S&P said, “We view the acquisition as a positive in terms of growth and diversification as it will improve Varsity’s position in a complementary segment in which it is currently under-indexed. Additionally, Varsity currently has limited scale in the club and select space, and the acquisition of the Target, which has a well-established footprint in this space, will meaningfully enhance Varsity’s position. Moreover, we believe Varsity could leverage the Target’s strong presence in club into other sports, providing further diversification. We also expect Varsity to realize cost synergies through the integration of shared services and supply chain optimization by leveraging its larger scale following the transaction.
“That said, the modest increase in scale does not affect our view of its business risk profile. The Target’s revenue and EBITDA base represent about 9 percent and 7 percent of Varsity’s existing business, respectively. Varsity does not anticipate material integration risks, as the Target’s existing senior management will remain invested in the business through rolled-over equity, and its sales is managed by a small team of territory managers (as opposed to Varsity’s larger salesforce) who are largely tenured in the business.

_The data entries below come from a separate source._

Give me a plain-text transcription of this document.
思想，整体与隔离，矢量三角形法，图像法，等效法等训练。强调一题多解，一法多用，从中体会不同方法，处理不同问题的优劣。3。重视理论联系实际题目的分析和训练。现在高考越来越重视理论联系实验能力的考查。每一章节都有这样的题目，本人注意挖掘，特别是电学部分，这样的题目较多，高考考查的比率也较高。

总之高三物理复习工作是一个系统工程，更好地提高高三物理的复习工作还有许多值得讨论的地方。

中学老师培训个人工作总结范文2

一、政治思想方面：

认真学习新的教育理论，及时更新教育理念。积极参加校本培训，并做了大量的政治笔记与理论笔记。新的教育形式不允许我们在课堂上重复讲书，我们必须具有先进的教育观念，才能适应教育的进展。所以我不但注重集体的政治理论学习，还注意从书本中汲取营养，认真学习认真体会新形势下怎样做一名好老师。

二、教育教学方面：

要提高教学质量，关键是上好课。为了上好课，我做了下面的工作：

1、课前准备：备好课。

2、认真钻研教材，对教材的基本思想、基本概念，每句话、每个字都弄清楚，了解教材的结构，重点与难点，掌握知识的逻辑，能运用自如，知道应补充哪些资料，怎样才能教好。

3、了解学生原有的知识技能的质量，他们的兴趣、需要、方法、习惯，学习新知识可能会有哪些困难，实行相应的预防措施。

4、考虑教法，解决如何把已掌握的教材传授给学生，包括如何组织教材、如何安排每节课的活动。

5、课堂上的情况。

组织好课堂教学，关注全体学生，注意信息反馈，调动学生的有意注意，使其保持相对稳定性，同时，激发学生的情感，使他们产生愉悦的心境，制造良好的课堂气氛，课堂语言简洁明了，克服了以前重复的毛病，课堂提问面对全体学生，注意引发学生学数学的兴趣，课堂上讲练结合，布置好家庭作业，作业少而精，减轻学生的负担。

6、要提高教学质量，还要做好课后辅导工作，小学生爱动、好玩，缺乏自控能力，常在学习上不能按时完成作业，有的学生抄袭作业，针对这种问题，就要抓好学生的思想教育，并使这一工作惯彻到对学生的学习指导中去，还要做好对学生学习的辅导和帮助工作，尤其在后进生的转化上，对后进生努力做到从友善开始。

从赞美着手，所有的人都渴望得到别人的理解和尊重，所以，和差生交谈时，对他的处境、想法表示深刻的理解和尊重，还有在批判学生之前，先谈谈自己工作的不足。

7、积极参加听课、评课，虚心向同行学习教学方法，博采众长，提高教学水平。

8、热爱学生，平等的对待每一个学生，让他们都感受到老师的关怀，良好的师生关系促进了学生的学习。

“We expect pro forma leverage to be elevated at approximately 6.6x following the acquisition. However, we anticipate gradual deleveraging over the coming years as the company realizes run-rate benefits from the acquisition and continues to expand organic earnings. We estimate Varsity ended 2025 with adjusted leverage of about 5.9x, slightly higher than our prior 5.7x estimate, driven by incremental ABL borrowings to fund acquisitions during 2025.
“We estimate Varsity’s revenue and EBITDA grew approximately 8 percent and 10 percent in 2025, respectively, with support from continued growth at BSN. This reflects strong sports participation trends, growth in higher-margin private label and licensing businesses, and strong technological and supply chain capabilities. The company’s Spirit segment also expanded, through higher apparel sales volume and increased camps and competition registrations. We expect the company to sustain mid-single-digit organic revenue growth, which should support gradual deleveraging.
“That said, revenue remains meaningfully exposed to the discretionary nature of BSN’s sports apparel and equipment business, as well as Spirit’s cheerleading uniforms, camps, and competitions business. In addition, the company relies heavily on school athletic budgets and parent booster clubs for revenue growth. While our economists forecast U.S. real GDP growth of 2 percent in 2026, we believe consumers could rein in spending should economic conditions weaken.
“We expect Varsity will remain highly acquisitive, though not at a scale comparable to this transaction. We also expect the company to continue generating positive FOCF net of annual capital expenditures. Varsity spent approximately $90 million in 2025 on acquisitions, and we anticipate acquisition spending will remain at similar levels in 2026, in addition to the acquisition of the Target. We expect continued expansion through bolt-on acquisitions of smaller sports equipment and apparel dealers and businesses that supply dance studios, consistent with the company’s 2025 acquisition activity.”